Those who know me know I love historical novels, and The Map of Time definitely delivers. Set in late 1890s London and featuring H. G. Wells as a character, the novel takes the reader on a journey from Jack the Ripper’s Whitechapel through to a future of time travel. It is clever, with twists that had me considering the next possible outcome during the times I could not be reading (oh, that dastardly job of mine!).
The author, Felix Palma, wrote the book in Spanish, which I find intriguing in itself. We English-speaking nations don’t generally consider that “other people” might be fascinated with the social mores and scientific discoveries of 19th century England. Mr Palma definitely painted what I believe to be an accurate portrait of the time and was able to believably describe both the lowest classes of prostitutes and the highest classes of the wealthy elite.
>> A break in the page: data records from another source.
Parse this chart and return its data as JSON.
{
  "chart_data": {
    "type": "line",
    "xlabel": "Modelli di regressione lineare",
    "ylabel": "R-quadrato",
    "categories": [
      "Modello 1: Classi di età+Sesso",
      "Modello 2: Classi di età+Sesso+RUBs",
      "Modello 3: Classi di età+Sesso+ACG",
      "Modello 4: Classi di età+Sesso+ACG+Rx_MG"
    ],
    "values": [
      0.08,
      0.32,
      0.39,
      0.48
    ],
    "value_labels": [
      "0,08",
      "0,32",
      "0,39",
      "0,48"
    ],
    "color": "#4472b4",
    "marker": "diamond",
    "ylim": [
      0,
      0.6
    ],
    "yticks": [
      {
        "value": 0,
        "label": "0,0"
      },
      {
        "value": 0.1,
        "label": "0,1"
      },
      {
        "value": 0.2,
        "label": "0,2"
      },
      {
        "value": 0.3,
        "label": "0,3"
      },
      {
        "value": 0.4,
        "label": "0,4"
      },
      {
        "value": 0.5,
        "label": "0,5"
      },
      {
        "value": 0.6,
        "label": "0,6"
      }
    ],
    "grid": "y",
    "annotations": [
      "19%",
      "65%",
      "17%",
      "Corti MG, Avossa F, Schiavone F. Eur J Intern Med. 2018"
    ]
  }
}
The novel is structured as three intertwined stories, all involving the concept of time travel, which H. G. Wells wrote about so famously in his novel The Time Machine, published in 1885. It simultaneously questions the consequences of changing the past as well as exploring the daily lives and loves of its protagonists. Some of the plot lines were so well developed that no detail was left untouched, all the way to exposing one of the source of one character’s fortune having come from the importation of toilet paper – an irony that is both hilarious and revealing of his inner compass.
It’s a bit of steampunk, a bit of history, a bit of science fiction, and a bit of romance, all smash together quite well. It will have you secretly trying out Victorian vernacular while you wax poetical on the possibilities of the 4th dimension. I highly recommend this one!